Is it hard to find a place to park on the Via Veneto?

In 1995 I bought a bright red Mustang convertible with wide tires and a beefed up sound system. On the first of November every year I put it under a cover in the garage and didn't take it out again until after the first of April. It has windshield wipers, but I can say with pride that I don't know if they even work because it's never been driven in the rain. It has the last of the big old five liter engines that Ford discontinued in 1996 in favor of the much more efficient 4.6 liter high performance engine. Sitting at a stoplight the engine in my Mustang sounds like it wants to eat up the road, high performance engines sound very similar to weedwackers.
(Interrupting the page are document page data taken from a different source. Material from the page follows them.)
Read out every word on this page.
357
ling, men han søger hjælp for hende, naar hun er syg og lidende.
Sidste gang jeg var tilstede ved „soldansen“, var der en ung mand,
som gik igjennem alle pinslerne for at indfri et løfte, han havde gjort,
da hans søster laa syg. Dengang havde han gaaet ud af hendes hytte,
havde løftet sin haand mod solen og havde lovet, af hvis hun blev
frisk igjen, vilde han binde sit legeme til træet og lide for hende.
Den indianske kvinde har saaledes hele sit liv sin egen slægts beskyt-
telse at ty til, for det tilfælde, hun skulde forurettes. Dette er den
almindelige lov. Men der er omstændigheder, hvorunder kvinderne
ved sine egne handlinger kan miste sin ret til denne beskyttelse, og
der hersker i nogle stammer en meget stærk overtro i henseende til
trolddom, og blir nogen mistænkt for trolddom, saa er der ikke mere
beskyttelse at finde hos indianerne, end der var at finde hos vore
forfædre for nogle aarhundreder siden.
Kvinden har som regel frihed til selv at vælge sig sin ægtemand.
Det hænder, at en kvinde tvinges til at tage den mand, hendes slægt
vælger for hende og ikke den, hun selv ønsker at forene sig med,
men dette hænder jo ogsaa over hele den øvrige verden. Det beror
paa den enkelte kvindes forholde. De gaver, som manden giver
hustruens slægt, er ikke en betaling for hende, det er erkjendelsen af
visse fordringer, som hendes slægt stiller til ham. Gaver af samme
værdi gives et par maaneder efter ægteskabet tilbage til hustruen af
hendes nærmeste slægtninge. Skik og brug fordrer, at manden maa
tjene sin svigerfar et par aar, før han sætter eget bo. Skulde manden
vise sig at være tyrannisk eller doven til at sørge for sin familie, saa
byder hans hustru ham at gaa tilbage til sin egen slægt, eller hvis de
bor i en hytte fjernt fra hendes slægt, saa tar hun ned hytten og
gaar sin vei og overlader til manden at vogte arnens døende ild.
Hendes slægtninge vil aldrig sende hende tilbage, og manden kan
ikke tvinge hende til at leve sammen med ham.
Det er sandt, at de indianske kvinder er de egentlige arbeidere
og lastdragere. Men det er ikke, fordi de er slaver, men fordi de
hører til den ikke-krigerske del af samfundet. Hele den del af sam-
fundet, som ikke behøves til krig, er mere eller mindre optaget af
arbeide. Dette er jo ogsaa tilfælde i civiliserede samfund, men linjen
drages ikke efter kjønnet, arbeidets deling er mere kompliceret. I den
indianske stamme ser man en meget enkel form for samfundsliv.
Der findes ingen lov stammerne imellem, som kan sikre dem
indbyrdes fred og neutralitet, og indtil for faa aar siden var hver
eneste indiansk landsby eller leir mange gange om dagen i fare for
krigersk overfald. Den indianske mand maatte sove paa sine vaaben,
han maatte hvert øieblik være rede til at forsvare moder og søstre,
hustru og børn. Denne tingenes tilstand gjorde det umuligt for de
The State Department will ship one car to Post for me free of charge and I debated long and hard about shipping the Mustang to Islamabad. I finally accepted that a bright red convertible would not exactly be low profile from a security point of view and left it in the garage in Maine. Next month I intend to drive up to Maine and bring it back to Washington. I'll drive it around here from April until August and then ship it to Rome. It'll be fifteen years old next year and it's time for me to get some use out of it. I just hope it doesn't rain while I'm in Rome because I'm not sure if the wipers work.

But that's later on and right now I'm enjoying my time back in school. FSI is a truly unique environment in which you wander up and down the halls hearing conversations taking place in every imaginable language. Turn a corner and you interrupt two people speaking Russian, around the next corner a small group of Nepali speakers nods a "Good Morning" as you pass, down the hall you hear Thai, Japanese, Vietnamese and Laotian coming from separate doorways. Although you don't understand the words, the meaning of each and every conversation is quite clear, "Hey, I just bought a bottle of this 'Remarkable Language Elixir' stuff from a guy in yellow plaid pants, and it's guaranteed to get me a 3/3. You better hurry up and get some, he said it's going fast!".